Cuando ya empezaba a sentirse incómoda de encontrarse en aquel lugar, se llevó dos sorpresas. Junto a la cama de su padre, dura y estrecha como un camastro carcelario, encontró la fotografía de boda de sus padres. Él aparecía muy sonriente, con una rosa en el ojal de la solapa. Y, en el armario del salón, entre dos vasijas de barro, encontró un dibujo infantil de un ángel con los bordes de las alas plateados. Lo había hecho Tara por Navidad. Le dio la vuelta y leyó la dedicatoria con su caligrafía infantil: «Para mi papá».

Se quedó mirando el dibujo unos momentos y, de pronto, sin poder contenerse, se echó a llorar y se dejó caer en una silla. «Oh, papá —musitó entre sollozos—. Perdóname, perdóname.»

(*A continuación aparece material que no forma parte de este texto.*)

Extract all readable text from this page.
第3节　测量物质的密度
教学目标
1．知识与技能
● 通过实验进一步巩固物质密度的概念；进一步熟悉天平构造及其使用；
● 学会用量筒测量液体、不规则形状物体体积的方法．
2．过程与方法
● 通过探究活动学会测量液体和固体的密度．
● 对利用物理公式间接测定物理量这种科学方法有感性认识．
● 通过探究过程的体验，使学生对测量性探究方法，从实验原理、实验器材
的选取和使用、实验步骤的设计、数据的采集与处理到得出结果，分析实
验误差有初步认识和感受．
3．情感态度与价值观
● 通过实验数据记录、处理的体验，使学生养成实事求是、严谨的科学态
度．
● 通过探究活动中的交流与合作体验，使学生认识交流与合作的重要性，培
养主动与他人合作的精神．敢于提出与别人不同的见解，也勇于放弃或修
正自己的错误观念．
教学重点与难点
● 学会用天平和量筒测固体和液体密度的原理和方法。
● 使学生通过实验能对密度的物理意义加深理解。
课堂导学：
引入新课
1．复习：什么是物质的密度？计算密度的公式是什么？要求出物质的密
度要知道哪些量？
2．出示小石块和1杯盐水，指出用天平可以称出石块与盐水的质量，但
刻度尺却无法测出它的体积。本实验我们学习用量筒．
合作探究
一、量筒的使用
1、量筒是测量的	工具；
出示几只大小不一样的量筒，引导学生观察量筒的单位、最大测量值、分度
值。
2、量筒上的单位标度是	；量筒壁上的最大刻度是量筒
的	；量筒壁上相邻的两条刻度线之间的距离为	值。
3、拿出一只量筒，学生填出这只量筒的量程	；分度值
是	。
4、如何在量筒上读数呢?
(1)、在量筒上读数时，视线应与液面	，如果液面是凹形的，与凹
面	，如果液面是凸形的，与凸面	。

Cuando logró controlar el llanto, fue al dormitorio en busca de la fotografía de la boda y la guardó en su bolso junto con el dibujo y una fotografía de su padre, de pie junto a un sarcófago de piedra, flanqueado por dos obreros. Recordaba que, de niña, su padre le había explicado que la palabra sarcófago procedía del griego y significaba «comedor de carne humana», una imagen que le causó tal impresión que le impidió dormir por la noche. Estaba titubeando acerca de llevarse algunos libros cuando sonó el teléfono. Pensó que debía contestar y corrió hacia el salón, donde el teléfono se hallaba encima de un montón de manuscritos. justo al ir a descolgar se conectó el contestador automático y la estancia se llenó de la voz de su padre.

«Hola. Soy Michael Mullray. Estaré ausente hasta la primera semana de diciembre. Deje su mensaje, por favor. Pueden llamarme a mi regreso o, si se trata de algo relacionado con la universidad, llamar al teléfono de la facultad, 7943967. Gracias.»